How are fossils formed?
If you think of the total number of organisms that have lived on the Earth since life evolved over 3.8 billion years ago, it's a wonder that fossils aren't more common.
The fact is, it takes a very specific set of conditions for plants and animals to be preserved as fossils. After all, if there were no efficient way of breaking down and recycling all those organisms after they died, imagine how crowded the planet would be!
For an organism to have a chance at becoming fossilized, it has to avoid being completely broken down by the scavengers and microorganisms that are responsible for decomposing dead matter. One way this can happen is if the organism is covered with sediment quickly after it dies.
Once the organism is covered, sediment continues to build up over the course of many years. In the meantime, molecules in the organism's body are gradually being replaced by minerals in the surrounding sediments. As more and more sediment builds up, pressure begins to increase and compacts the sediment into rock. This is why fossils are often flat and distorted.
At this point, the fossil is formed, but it may be hundreds or thousands of feet under the earth's surface. What has to happen for scientists to be able to find and analyze it?
After fossils are buried, how do they get to the surface to be discovered?
That's right, the only way for those sediments to reach the surface is for them to be pushed up during the process of mountain making and then worn away by the forces of erosion. Hard to imagine? It's happening all the time.
Imagine that the layers of sediment covering our fossil are sheets of paper that keep stacking up. Now imagine your stack of paper gets rammed by another stack of paper. The layers are going to buckle and the first sheets of paper you laid down, which were hidden from view, will be pushed up and visible at the surface now.
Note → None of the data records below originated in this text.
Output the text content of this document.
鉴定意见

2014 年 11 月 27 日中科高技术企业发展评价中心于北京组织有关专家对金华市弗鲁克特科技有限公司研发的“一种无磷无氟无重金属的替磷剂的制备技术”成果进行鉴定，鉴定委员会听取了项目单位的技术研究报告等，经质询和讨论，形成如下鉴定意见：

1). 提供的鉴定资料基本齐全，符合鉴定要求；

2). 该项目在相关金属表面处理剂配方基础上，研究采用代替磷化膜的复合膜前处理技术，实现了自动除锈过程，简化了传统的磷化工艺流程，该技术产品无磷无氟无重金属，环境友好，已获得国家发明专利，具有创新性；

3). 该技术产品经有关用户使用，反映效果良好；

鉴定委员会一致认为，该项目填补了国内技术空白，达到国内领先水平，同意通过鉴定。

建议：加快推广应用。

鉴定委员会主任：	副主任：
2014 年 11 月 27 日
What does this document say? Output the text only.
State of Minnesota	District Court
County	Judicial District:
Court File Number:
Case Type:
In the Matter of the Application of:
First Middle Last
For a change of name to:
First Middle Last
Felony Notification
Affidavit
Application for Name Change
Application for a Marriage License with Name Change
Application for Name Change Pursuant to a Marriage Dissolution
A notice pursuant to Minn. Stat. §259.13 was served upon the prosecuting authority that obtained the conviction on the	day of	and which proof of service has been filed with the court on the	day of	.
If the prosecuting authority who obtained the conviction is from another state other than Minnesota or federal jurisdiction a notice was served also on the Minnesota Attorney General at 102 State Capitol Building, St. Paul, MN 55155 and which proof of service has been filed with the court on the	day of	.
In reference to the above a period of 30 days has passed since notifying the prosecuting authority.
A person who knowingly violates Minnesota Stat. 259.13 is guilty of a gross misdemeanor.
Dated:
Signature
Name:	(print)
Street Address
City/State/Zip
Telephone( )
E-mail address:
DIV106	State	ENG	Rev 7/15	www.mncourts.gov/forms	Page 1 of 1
Mountains have to be made and erosion has to work its magic
The same thing happens when continents collide. All those layers of sediment get bent out of shape as the continents shift around and bump into eachother. Older layers of sediment that were previously buried deep in the Earth get pushed to the surface. Then over the course of millions of years, water wears away at the rock, and if we're lucky enough for those layers to contain fossils, then it's only a matter of going out and finding them!